On the WHA Agenda is Universal Health Coverage (UHC). This is mostly new terminology for the old “Health for All by the Year 2000” slogan adopted in WHO’s Alma-Ata Declaration in year 1978. That was deftly changed to “Health for all in the 21st Century” around year 2000 (when it was clear that the earlier slogan had failed) with the currently preferred term being UHC.


Some of the most alarming statistics and projections were bandied about by multiple alleged experts with no formal training in epidemiology and deliberately complicated models or no visibly communicated models at all. In the rarefied atmosphere where top politicians and bureaucrats congregate, such predictions take a life of their own.

Rather than undertaking clinical trials on a war-footing of already approved medicines like anti-viral Favipiravir and Remdesivir and/or other combinations so that a resolute defence could have been prepared soonest, including personal protective equipment (PPE), much valuable time was lost in hand-wringing about scary projections that never came to pass. Couple that with the well-publicised reluctance of China to reveal vital data, and deliver vital viral samples, especially of the earliest cases, and we have a scenario of essentially alleged large-scale “murder-mysteries” (since so little is known about the index cases) with seething populations behind them while India is chairing the WHO Executive Board. India has an unenviable task.


India has opined that it will focus on WHO reforms only after the COVID pandemic is under control. The issue of WHO reforms is itself fraught with risks. Each time a new head of any multilateral (or quasi-oversight body) takes office, he/she makes eloquent speeches about how the agency should re-invent itself both functionally and structurally with multiple new priorities highlighted. This exercise in “reform” soon degenerates into cynical processes that sow even more discord. In one multilateral, the team of “reinvention/reform experts” utilised the opportunity to promote themselves up the salary and ranking/grade scale and gave themselves new elevated titles. Naturally, the new leader was oblivious to all those machinations and only got a clue when there was widespread disaffection and criticisms levelled at the leader himself. The leaders of all multi-laterals preen that they have accomplished great change. It was okay in decades past to make wild claims, but in today’s information age it is not as easy to camouflage that within the UN system the term “reform” is generally regarded as one big joke.

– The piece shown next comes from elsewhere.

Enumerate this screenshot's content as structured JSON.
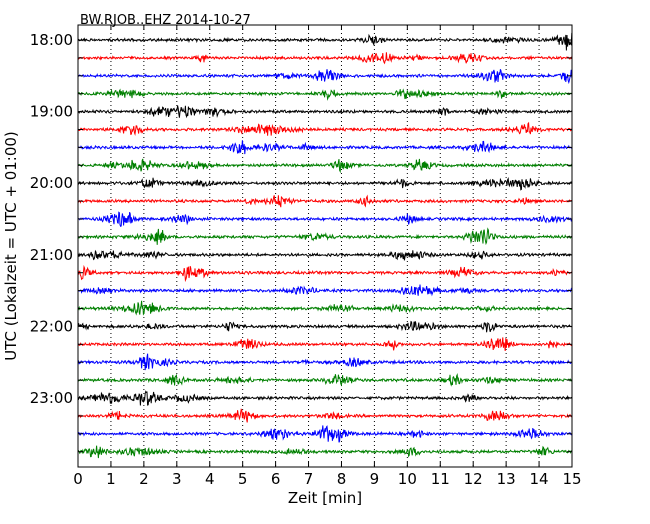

Even the most basic reforms will likely be stonewalled and/or rejected, and efforts to find out just what happened on COVID-19 since the beginning will be “spun” out of the park.

Apart from arguing about the percentage of GDP that ought to be dedicated to health, there has never been a proper costing of what it will actually take to bring good health at modest cost to everyone, and no fund for innovations to enable that to happen. If only there was a serious effort in that respect the billions of dollars squandered in financing the petty fights by numerous previously cash-rich petrodollar countries and those that specialise in exporting terrorism might all have been held accountable. Further, ways and means might have been found to link public health responses with the massive defence budgets, but in the past even a suggestion in that respect would have been met in public health circles around the world with such derision as to make the person suggesting even wish he/she had never thought of such an out-of-the-box idea.

Only if there is a clean break from relying totally and exclusively on the organisations set up in the immediate aftermath of World War II can there be effective global measures against COVID and similar microbial threats into the future. Countries like India and Japan, long blocked from permanent membership of the UN Security Council, therefore, have every incentive to move to the new era right away.